Bavarian creams are custards stiffened with gelatin. Savoury custards are sometimes encountered, the most notable being quiche, a French tart with a filling of custard flavoured with cheese, onions, ham or bacon, or chopped vegetables.

Why is Boston cream so good? ›

Boston cream pie is a staple dessert in New England. Calling the pie/cake iconic would not be an understatement. As described on the Omni Hotel's blog, it's not a pie at all. Filled with a rich and velvety pastry cream, what truly makes this two-layer golden cake so unique is the rich chocolate icing.

How do you thicken Boston cream fillings? ›

Cornstarch: Cornstarch helps to thicken the pastry cream to the perfect consistency. Milk: I recommend using whole milk for optimum flavor. Butter: Use room temperature unsalted butter. Vanilla: For best flavor, add a touch of vanilla bean paste.

What's the difference between a Boston cream donut and a Bavarian cream donut? ›

The texture is the biggest difference

Bavarian cream involves milk, eggs, sugar, and often vanilla extract, the same as Boston cream. But then the two ingredient lists diverge: Bavarian cream includes heavy cream and gelatin, while Boston cream involves cornstarch.

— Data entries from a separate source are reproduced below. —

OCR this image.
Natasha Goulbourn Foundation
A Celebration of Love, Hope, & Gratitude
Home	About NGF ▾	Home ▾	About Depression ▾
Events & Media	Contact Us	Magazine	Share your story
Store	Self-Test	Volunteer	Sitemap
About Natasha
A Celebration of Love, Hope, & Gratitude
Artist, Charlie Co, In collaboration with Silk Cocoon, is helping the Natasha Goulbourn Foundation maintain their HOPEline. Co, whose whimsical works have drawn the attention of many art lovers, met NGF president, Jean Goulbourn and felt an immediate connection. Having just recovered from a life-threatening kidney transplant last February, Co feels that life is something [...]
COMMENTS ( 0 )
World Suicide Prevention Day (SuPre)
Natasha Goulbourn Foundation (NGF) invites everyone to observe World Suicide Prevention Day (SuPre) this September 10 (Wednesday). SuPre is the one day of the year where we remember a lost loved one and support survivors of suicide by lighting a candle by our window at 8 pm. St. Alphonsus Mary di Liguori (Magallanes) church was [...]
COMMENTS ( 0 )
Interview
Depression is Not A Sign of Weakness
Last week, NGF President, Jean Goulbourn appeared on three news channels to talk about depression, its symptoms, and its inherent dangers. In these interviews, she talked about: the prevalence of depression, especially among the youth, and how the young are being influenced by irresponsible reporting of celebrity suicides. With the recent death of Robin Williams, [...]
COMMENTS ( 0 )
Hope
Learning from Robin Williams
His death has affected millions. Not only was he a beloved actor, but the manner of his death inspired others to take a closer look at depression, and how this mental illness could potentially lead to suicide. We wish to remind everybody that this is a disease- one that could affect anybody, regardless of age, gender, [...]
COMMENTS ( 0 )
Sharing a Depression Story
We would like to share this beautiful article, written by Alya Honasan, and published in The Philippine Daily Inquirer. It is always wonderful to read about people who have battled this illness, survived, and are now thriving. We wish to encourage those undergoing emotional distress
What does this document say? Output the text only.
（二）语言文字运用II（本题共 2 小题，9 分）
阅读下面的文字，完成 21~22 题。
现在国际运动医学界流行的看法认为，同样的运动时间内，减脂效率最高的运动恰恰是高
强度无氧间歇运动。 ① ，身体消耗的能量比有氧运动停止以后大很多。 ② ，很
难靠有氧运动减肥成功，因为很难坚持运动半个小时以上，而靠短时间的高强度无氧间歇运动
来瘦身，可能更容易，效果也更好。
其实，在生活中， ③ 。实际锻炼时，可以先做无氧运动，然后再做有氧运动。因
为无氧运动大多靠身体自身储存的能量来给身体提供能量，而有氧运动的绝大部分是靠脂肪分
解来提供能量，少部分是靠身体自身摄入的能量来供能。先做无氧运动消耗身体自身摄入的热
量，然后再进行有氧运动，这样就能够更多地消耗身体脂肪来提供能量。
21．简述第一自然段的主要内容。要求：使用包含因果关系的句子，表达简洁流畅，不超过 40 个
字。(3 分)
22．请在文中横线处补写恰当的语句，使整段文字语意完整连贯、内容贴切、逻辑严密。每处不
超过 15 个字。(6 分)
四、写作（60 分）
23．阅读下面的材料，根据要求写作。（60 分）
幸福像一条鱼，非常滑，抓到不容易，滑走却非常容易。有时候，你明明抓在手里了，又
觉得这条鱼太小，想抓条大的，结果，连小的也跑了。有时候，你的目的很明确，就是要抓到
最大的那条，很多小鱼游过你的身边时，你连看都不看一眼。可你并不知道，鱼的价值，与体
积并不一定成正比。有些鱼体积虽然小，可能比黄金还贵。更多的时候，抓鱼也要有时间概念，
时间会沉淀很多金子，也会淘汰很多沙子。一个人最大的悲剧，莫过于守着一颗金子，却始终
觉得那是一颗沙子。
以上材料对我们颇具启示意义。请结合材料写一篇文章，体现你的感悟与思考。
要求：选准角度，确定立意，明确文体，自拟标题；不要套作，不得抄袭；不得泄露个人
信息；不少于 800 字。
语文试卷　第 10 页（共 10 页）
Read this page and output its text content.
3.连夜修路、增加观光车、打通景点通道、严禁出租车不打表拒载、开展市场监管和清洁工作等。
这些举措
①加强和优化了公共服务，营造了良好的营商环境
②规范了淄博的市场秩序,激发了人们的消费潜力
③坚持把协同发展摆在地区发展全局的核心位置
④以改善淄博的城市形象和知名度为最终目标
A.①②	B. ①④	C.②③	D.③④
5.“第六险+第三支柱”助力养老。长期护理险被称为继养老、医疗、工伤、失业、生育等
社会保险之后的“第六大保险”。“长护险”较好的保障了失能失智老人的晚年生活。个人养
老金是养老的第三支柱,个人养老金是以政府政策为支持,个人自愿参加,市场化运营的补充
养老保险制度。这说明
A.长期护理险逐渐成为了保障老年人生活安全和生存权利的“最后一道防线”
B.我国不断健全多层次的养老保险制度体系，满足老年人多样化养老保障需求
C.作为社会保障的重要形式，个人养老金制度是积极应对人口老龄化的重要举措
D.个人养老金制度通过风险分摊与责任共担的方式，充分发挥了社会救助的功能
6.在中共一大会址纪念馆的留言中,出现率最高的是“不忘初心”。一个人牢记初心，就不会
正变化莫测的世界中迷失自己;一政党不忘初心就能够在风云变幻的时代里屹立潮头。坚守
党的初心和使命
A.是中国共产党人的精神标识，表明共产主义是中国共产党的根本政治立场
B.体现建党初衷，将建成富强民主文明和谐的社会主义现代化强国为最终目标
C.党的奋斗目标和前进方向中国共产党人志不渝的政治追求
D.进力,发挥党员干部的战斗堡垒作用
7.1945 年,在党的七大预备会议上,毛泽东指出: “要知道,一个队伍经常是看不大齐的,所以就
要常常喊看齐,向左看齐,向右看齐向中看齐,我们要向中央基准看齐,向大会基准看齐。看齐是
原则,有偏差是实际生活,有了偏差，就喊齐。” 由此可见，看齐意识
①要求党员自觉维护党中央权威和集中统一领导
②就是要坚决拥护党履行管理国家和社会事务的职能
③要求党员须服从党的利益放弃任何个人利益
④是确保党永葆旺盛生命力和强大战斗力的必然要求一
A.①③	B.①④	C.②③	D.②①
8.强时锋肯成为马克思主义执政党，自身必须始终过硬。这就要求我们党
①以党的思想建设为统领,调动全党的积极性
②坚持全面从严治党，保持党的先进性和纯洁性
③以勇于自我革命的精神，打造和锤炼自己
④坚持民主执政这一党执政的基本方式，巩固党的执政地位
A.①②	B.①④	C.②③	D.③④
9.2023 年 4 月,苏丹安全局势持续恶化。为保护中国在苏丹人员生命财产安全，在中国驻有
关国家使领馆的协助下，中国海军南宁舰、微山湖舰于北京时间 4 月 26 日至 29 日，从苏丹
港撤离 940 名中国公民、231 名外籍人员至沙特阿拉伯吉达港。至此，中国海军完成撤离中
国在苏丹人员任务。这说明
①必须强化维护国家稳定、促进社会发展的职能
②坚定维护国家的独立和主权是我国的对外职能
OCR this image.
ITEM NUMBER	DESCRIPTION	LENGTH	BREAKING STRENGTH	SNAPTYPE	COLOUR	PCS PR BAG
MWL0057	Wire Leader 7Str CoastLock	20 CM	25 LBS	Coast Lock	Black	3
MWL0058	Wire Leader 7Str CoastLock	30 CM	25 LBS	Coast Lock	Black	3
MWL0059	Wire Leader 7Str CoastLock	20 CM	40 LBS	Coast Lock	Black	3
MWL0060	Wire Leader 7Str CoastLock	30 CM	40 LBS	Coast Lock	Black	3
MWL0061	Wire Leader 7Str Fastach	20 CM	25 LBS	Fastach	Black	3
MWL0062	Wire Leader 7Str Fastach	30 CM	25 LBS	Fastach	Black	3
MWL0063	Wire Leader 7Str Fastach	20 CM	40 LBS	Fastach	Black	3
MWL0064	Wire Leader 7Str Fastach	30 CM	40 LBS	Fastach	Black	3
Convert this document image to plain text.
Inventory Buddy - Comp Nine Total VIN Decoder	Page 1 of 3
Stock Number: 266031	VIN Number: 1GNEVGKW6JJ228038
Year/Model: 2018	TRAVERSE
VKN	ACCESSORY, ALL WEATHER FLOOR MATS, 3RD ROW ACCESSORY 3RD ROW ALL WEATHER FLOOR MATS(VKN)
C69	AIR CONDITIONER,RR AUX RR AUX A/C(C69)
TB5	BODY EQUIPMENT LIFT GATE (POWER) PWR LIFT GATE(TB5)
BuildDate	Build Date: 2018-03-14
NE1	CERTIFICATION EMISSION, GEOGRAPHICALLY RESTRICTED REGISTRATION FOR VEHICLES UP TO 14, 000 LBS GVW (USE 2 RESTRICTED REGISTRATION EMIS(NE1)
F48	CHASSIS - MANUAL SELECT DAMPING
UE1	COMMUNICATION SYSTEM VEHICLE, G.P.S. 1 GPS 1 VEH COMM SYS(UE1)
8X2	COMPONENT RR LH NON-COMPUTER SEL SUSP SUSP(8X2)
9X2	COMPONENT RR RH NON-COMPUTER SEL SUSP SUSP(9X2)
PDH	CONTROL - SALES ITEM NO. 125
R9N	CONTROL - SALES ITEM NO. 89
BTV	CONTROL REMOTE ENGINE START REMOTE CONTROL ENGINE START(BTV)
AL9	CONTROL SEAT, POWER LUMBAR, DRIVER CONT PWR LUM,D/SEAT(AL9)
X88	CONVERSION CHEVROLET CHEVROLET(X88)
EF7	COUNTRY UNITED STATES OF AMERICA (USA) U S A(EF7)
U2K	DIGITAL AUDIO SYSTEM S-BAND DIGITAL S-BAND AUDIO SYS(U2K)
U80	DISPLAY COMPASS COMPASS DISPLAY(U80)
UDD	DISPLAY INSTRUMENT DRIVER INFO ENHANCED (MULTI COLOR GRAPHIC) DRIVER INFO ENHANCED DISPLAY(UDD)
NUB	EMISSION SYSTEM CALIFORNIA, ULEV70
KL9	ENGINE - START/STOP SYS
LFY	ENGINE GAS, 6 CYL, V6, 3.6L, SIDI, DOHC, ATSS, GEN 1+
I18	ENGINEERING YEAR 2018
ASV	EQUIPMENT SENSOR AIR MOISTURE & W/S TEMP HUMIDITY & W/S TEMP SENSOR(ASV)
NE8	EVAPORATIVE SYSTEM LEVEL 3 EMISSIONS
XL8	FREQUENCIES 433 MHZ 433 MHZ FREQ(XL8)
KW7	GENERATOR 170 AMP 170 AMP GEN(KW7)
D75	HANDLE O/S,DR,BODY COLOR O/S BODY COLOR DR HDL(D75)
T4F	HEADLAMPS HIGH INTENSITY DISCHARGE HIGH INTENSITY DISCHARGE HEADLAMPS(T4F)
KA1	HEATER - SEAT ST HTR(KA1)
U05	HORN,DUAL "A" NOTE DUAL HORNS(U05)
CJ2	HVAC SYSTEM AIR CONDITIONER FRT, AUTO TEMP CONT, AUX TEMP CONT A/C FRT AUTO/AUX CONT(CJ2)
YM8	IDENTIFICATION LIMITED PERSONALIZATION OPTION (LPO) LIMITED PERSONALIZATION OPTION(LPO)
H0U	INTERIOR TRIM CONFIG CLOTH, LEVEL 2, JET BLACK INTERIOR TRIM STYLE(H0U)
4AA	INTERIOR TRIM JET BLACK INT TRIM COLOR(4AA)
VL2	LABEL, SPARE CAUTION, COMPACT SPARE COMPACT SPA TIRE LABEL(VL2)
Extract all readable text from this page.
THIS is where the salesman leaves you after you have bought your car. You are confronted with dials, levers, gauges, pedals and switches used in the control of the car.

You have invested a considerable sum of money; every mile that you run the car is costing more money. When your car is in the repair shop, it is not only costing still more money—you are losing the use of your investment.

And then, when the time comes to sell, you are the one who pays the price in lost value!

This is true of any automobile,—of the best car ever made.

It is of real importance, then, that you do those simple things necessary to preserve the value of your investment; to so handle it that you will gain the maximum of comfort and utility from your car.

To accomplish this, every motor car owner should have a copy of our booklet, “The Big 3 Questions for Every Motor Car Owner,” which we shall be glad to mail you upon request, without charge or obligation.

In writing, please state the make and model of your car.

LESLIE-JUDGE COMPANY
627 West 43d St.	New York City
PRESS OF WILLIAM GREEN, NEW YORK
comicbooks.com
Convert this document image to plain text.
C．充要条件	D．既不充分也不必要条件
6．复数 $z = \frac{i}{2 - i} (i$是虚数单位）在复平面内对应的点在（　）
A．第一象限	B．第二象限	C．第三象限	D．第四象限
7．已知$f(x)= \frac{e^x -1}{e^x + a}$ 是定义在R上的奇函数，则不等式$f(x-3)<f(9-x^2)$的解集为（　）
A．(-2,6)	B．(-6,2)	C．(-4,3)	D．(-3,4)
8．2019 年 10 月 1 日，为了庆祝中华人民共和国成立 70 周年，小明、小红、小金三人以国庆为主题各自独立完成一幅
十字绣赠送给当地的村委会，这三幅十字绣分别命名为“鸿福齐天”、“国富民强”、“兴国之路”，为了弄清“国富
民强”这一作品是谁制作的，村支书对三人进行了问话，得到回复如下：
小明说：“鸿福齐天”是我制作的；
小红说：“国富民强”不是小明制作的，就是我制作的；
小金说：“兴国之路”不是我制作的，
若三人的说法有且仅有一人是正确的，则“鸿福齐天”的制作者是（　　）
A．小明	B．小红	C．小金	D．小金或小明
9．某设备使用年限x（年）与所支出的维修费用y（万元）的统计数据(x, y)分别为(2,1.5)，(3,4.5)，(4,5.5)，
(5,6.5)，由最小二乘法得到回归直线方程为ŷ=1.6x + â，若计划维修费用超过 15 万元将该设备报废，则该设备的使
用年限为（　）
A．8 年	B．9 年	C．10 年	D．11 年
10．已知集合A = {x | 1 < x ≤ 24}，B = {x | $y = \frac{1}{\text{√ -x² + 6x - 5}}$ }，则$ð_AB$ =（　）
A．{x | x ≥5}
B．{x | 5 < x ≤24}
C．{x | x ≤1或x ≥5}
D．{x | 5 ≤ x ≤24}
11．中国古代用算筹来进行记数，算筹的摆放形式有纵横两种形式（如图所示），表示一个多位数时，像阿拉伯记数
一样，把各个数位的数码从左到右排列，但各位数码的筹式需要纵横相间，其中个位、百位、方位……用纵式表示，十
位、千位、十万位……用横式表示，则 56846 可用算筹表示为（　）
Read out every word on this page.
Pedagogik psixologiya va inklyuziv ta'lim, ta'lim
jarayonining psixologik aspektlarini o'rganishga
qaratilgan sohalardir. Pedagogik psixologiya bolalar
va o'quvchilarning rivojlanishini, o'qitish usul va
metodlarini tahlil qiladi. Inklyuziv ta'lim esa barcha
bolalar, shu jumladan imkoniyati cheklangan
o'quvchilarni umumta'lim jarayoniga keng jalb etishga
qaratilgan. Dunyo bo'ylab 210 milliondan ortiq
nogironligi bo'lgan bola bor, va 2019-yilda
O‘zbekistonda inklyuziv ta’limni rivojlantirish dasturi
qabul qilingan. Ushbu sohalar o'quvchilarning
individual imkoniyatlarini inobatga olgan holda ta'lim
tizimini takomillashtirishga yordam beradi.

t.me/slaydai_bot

Who is the number 1 donut consumer in the world? ›

Per capita, Canadians eat the most doughnuts compared to all world countries.

What is the most famous donut brand? ›

Dunkin' Donuts

Dunkin' Donuts is the largest donut chain, with 11,000 stores in 33 countries. Originally named Kettle Donuts, it opened in 1948 and by 1950 adopted the name Dunkin' Donuts as it was sold as franchises. Although not all of “America Runs on Dunkin'”, Massachusetts certainly does.